Le groupe de l'orientation automatique est composé exclusivement d'élèves ingénieurs de formation initiale alors que le groupe de l'orientation électronique est composé d'élèves ingénieurs de formation initiale et de formation continue. Ce dernier groupe déplacerait ainsi l'orientation sur le pôle non scientifique, ce qui aurait un effet régulateur de l'option AEI dans son ensemble qui, au bout du compte, présente un profil proche de l'option II.

Département de génie civil – La visée pragmatique est ici encore très présente malgré un rapprochement du pôle scientifique; deux explications peuvent fournir un éclairage intéressant. La situation encore favorable de l'embauche conduit rapidement les élèves à l'engagement dans la vie active et non pas à une éventuelle poursuite d'études dans le cadre d'un diplôme d'études avancées, puis d'un doctorat.

Le Comité national d'évaluation des établissements publics à caractère scientifique, culturel et professionnel (1994) écrivait à ce propos que «les ingénieurs formés par le département sont appréciés et les débouchés sont très satisfaisants: à la sortie, avant 1992, un étudiant, en moyenne, bénéficiait de 7 propositions d'emplois. À l'heure actuelle, dans une situation difficile, les offres sont encore suffisantes» (p. 61).

Par ailleurs, il existe dans ce département, une véritable dynamique tournée vers l'extérieur et les entreprises du secteur en particulier. Cette dynamique est relevée par le même Comité national d'évaluation qui écrit:

Les élèves organisent un «forum de génie civil du sud-ouest» qui permet de nouer des liens importants avec les entreprises régionales. Un autre événement, le «marathon des chantiers», permet aux étudiants, en dehors des stages, d'avoir une idée des types de travaux et d'ouvrages en construction en France, voire en Europe (1994, p. 48).

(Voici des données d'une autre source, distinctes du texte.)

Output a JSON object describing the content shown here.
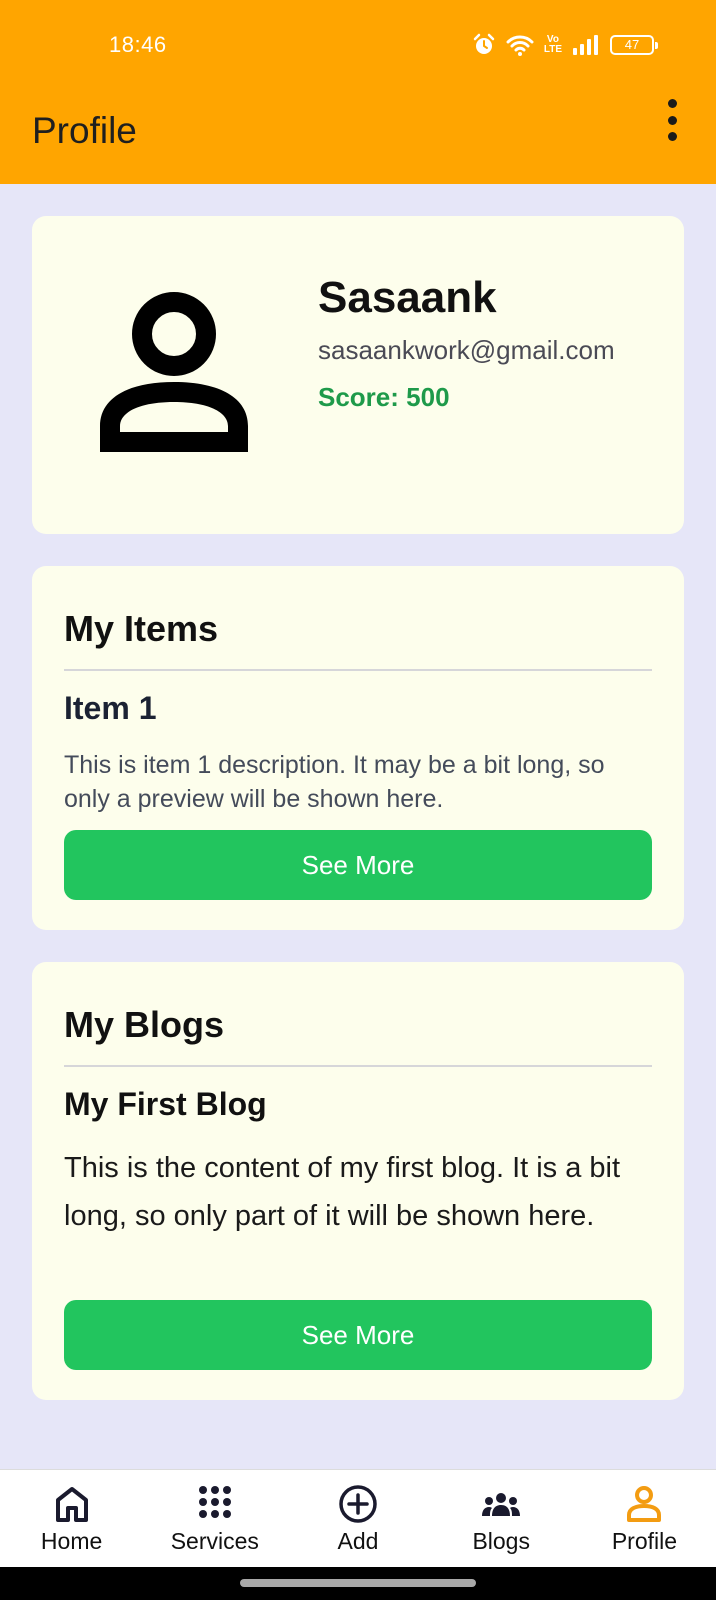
{
  "status_bar": {
    "time": "18:46",
    "volte_top": "Vo",
    "volte_bottom": "LTE",
    "battery": "47"
  },
  "header": {
    "title": "Profile",
    "menu_icon": "more-vertical-icon",
    "background": "#ffa500"
  },
  "profile": {
    "avatar_icon": "person-icon",
    "name": "Sasaank",
    "email": "sasaankwork@gmail.com",
    "score": "Score: 500"
  },
  "items_section": {
    "title": "My Items",
    "entries": [
      {
        "title": "Item 1",
        "description": "This is item 1 description. It may be a bit long, so only a preview will be shown here.",
        "button": "See More"
      }
    ]
  },
  "blogs_section": {
    "title": "My Blogs",
    "entries": [
      {
        "title": "My First Blog",
        "description": "This is the content of my first blog. It is a bit long, so only part of it will be shown here.",
        "button": "See More"
      }
    ]
  },
  "bottom_nav": {
    "items": [
      {
        "label": "Home",
        "icon": "home-icon"
      },
      {
        "label": "Services",
        "icon": "grid-dots-icon"
      },
      {
        "label": "Add",
        "icon": "add-circle-icon"
      },
      {
        "label": "Blogs",
        "icon": "group-icon"
      },
      {
        "label": "Profile",
        "icon": "person-icon"
      }
    ],
    "active": "Profile",
    "active_color": "#f39c12"
  },
  "colors": {
    "accent_green": "#22c55e",
    "score_green": "#1e9a4a",
    "card_bg": "#fdfeec",
    "page_bg": "#e6e6f8"
  }
}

Département de génie mécanique – Une véritable dynamique scientifique s'installe dans ce département, dont les représentations socioprofessionnelles de ses élèves ingénieurs sont centrées sur ce pôle. La création d'un nouveau laboratoire de recherche en 1990, et qui a maintenant une réelle visibilité, n'est pas étrangère à cette polarisation. Le Comité national d'évaluation indiquait à propos de cette équipe de recherche: « Les motivations industrielles de cette équipe étant réelles, il faudra penser sérieusement à son extension dans un contexte de recrutement difficile» (1994, p. 52).

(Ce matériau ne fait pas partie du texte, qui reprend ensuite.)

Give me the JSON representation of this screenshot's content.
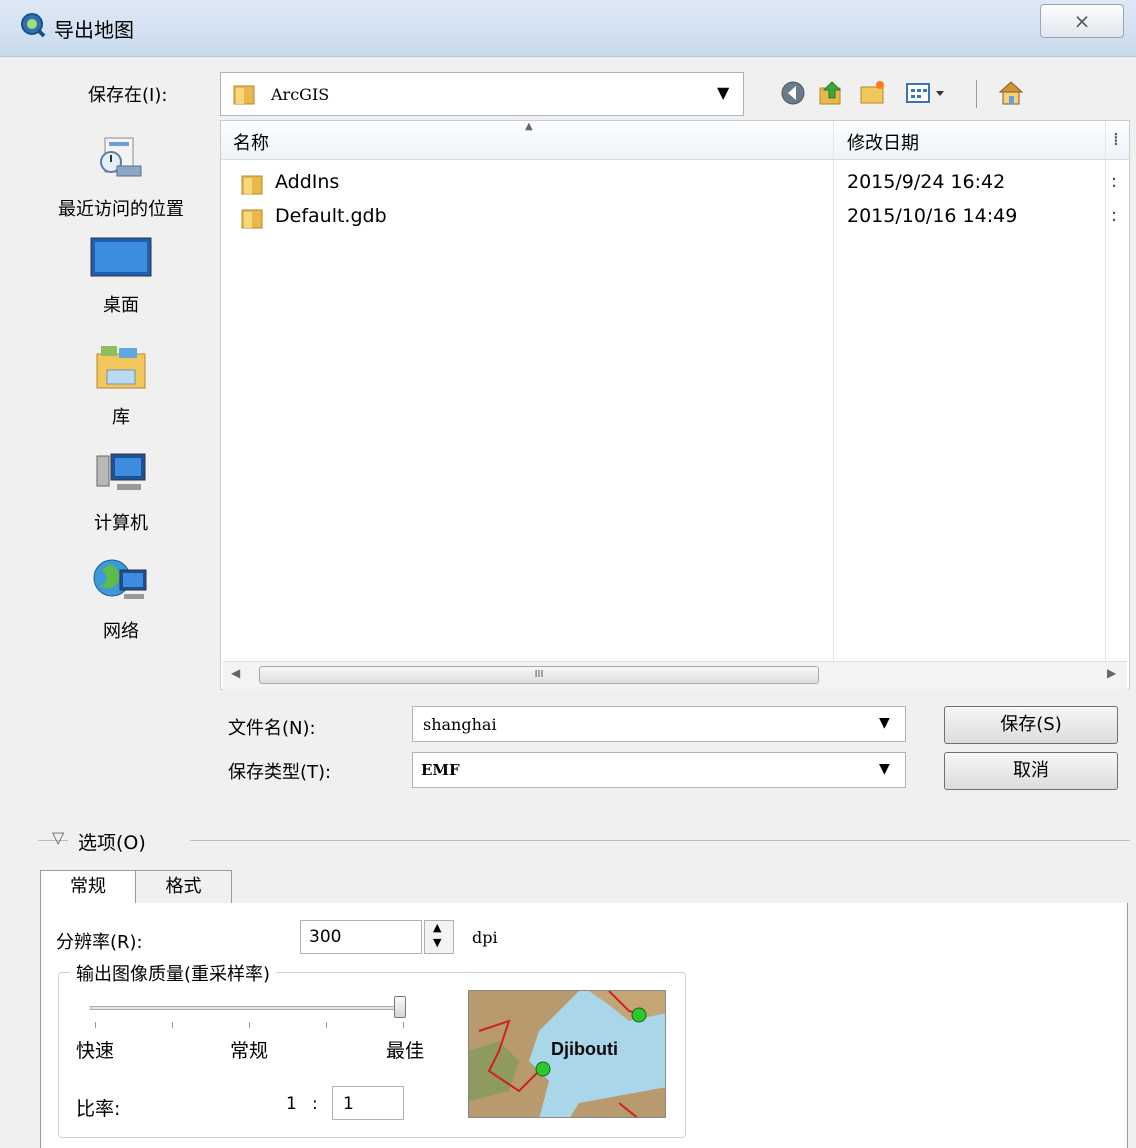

Sur le plan interindividuel

Les représentations socioprofessionnelles des élèves ingénieurs de l'INSA sont liées à leur engagement social hors INSA (p<0,01). Les élèves ingénieurs ayant des responsabilités associatives extérieures à l'INSA présentent majoritairement des représentations du type scientifique.

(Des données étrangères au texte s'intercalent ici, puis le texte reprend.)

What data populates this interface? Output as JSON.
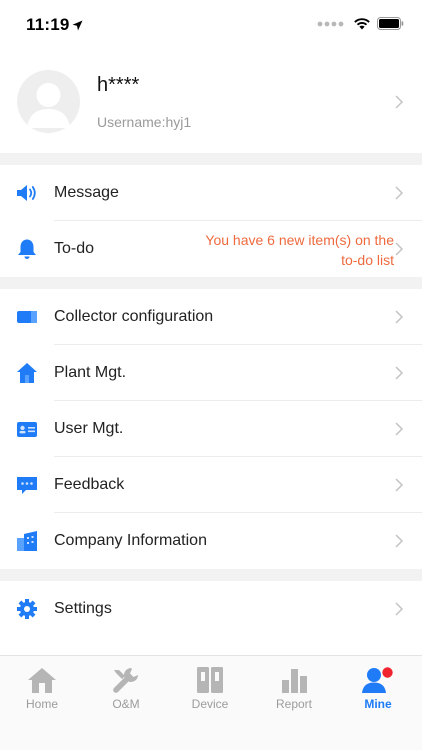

La participation large confère aux acteurs une ouverture, une curiosité qui semble se transférer dans un champ, lié à la formation. Les responsabilités associatives prennent une dimension importante dans un profil d'ingénieur; d'ailleurs, l'école s'en est rendu compte car, pour le recrutement dès le premier cycle, les candidats qui ont eu une expérience associative leur donnant des responsabilités peuvent en faire part devant un jury spécifique; cet entretien peut entraîner un «bonus» dans le dossier de sélection.

La curiosité que manifeste un sujet par rapport à son environnement n'est- elle pas révélatrice de potentialités pouvant être mises au service d'une démarche scientifique s'exerçant dans le cadre d'un métier d'ingénieur?

Les représentations socioprofessionnelles des élèves ingénieurs de l'INSA sont liées à leur engagement social à l' INSA: responsabilités diverses (p<0,01).

Les élèves ingénieurs ayant des responsabilités à l'intérieur de l'INSA présentent majoritairement des représentations du type non scientifique. Il s'agit le plus souvent de responsabilités dans des conseils de départements, de services, de centres, responsables d'année, commissions diverses... Bref, des instances qui ont pour mission le bon fonctionnement de l'établissement. Il n'est pas surprenant de voir ces élèves ingénieurs présenter une représentation de type «non scientifique». En effet, dans tous ces lieux, on traite des problèmes concrets, quotidiens, pédagogiques, de vie de l'établissement, les problèmes scientifiques sont traités par le conseil du même nom. On a donc là une visée tout à fait pragmatique qui est très éloignée d'une problématique scientifique ou de recherche.

Les représentations socioprofessionnelles des élèves ingénieurs de l'INSA sont liées à leur statut formation initiale/formation continue (p<0,005).

Les élèves ingénieurs à statut formation continue présentent majoritairement des représentations du type non scientifique. Ce type d'élève ingénieur présente la paritcularité d'être plus âgé que les élèves ingénieurs à statut formation initiale; de plus, ils ont tous au minimum cinq années d'expérience professionnelle en tant que techncien supérieur. On a donc là la trace d'une repésentation ancienne centrée sur la résolution de problèmes concrets, et une vision s'appuyant sur un vécu d'une profession qui marque ses distances par rapport à l'ingénieur. C'est souvent la prise de conscience de ces distances qui conduit le technicien à l'engagement en formation en vue d'obtenir le diplôme d'ingénieur.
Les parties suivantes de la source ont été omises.